Data getting SWAPPED in Elasticsearch with pipeline

tusharnemade · August 28, 2023, 10:09am

Hello Team

We are using Elasticsearch version 7.8.0

We are having Index with Pipeline Defined ..

Our Problem is data is getting SWAPPED between two fields of Elasticsearch.

Data of "OBJ_NAM_FILDT" is getting posted in "USER_TAGS_AK" and vice-versa.

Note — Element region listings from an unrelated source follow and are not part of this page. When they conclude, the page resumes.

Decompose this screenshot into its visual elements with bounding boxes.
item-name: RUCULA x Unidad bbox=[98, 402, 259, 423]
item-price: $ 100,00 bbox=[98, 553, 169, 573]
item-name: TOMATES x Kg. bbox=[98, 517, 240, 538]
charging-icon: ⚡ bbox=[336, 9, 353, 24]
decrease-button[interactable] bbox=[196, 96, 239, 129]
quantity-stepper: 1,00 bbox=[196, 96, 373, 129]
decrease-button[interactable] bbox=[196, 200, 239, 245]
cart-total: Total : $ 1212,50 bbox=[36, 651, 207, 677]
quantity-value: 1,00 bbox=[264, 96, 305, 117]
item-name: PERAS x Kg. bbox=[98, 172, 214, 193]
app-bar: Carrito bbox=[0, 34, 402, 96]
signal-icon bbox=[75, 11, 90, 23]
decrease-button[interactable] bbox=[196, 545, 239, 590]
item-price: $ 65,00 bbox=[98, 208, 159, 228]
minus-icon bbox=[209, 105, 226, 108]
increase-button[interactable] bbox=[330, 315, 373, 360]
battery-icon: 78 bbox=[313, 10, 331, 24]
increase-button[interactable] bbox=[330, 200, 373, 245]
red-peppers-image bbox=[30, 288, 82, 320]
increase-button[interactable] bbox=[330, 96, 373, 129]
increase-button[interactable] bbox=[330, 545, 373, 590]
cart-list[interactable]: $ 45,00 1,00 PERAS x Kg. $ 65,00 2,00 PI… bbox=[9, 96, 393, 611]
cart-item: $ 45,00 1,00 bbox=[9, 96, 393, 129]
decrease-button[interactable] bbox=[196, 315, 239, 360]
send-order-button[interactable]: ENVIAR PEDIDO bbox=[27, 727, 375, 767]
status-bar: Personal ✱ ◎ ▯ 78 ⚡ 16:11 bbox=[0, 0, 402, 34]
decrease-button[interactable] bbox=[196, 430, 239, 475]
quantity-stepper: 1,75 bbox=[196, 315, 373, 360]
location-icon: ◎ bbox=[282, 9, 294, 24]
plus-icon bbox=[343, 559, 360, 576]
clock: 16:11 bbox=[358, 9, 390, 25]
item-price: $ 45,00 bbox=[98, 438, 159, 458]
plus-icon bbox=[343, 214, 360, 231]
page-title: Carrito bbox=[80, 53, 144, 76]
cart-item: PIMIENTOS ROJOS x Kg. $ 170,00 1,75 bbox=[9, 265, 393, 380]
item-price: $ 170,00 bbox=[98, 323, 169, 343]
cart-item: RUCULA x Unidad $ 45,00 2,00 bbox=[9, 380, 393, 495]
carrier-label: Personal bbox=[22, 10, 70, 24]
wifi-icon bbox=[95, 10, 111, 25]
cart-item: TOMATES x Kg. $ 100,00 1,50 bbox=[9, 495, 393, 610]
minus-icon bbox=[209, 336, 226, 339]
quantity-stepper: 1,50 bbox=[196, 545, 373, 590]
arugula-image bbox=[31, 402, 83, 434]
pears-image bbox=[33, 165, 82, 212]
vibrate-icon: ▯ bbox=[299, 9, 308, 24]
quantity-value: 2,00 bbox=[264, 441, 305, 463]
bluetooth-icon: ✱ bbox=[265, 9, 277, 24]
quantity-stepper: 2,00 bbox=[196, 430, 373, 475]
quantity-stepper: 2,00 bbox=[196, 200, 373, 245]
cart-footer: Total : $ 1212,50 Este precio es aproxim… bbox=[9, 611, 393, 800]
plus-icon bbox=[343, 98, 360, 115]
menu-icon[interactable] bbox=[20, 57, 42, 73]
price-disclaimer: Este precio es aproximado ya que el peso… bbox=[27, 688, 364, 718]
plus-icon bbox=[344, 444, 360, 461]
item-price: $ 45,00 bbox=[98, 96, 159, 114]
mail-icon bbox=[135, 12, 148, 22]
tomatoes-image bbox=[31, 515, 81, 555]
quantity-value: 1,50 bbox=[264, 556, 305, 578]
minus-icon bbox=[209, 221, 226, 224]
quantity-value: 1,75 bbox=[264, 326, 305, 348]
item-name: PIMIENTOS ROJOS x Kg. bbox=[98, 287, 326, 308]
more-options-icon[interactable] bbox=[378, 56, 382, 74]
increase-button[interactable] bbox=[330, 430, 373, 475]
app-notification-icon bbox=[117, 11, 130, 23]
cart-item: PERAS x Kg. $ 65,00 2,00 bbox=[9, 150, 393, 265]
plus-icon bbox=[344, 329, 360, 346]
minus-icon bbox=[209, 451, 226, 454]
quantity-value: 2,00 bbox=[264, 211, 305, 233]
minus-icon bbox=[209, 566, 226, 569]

That too only for FEW Records and not for all the data records being pushed to Elasticsearch.

Could you please help us if you are aware of such behaviour in Elasticsearch with Pipeline "PROCESSOR - SPLIT " define on a field.

Field Definition :

        "OBJ_NAM_FILDT" : {
          "type" : "text",
          "fields" : {
            "keyword" : {
              "type" : "keyword",
              "ignore_above" : 256
            }
          }
        },

        "USER_TAGS_AK" : {
          "type" : "text",
          "fields" : {
            "keyword" : {
              "type" : "keyword",
              "ignore_above" : 256
            }
          },
          "analyzer" : "autocomplete"
        },

Index Pipeline :

  "tf_usr_tags_smry_array_tags" : {
    "processors" : [
      {
        "split" : {
          "if" : "ctx.USER_TAGS_AK != null ",
          "field" : "USER_TAGS_AK",
          "separator" : ",",
          "ignore_failure" : true
        }
      }
    ]
  }

Also we have tokenizer define as below in our index settings ..

    "settings" : {
      "index" : {
        "default_pipeline" : "tf_usr_tags_smry_array_tags",
        "creation_date" : "1626846772008",
        "analysis" : {
          "analyzer" : {
            "autocomplete" : {
              "filter" : [
                "lowercase"
              ],
              "tokenizer" : "alz_tkn_tej_usr_tags_sum_9_a3"
            }
          },
          "tokenizer" : {
            "alz_tkn_tej_usr_tags_sum_9_a3" : {
              "punctuation" : {
                "pattern" : "[-]",
                "type" : "pattern"
              },
              "token_chars" : [ ],
              "min_gram" : "1",
              "side" : "front",
              "type" : "edge_ngram",
              "max_gram" : "10"
            }
          }
        }

tusharnemade · August 29, 2023, 4:04am

tusharnemade:

"tf_usr_tags_smry_array_tags" : {
    "processors" : [
      {
        "split" : {
          "if" : "ctx.USER_TAGS_AK != null ",
          "field" : "USER_TAGS_AK",
          "separator" : ",",
          "ignore_failure" : true
        }
      }
    ]
  }

It has come to notice that , when USER_TAGS_AK is in actually NULL / empty , behaviour of SWAPPING data is seen.

Could you please someone confirm , this is BUG or something with condition of PROCESSOR which need to be changed.

tusharnemade · August 29, 2023, 5:33am

I have now updated the SPLIT processor code with ON_FAILURE Condition.

Will update in sometime , if this has worked for the data or not.

"processors" : [
    {
      "split" : {
        "if" : "ctx.USER_TAGS_AK != null ",
        "field": "USER_TAGS_AK",
        "separator" : ",",
        "on_failure" : [
          {
            "set" : {
              "field" : "USER_TAGS_AK",
              "value" : "'NULL'"
            }
          }
        ]
      }
    }
  ]

system · September 26, 2023, 5:34am

This topic was automatically closed 28 days after the last reply. New replies are no longer allowed.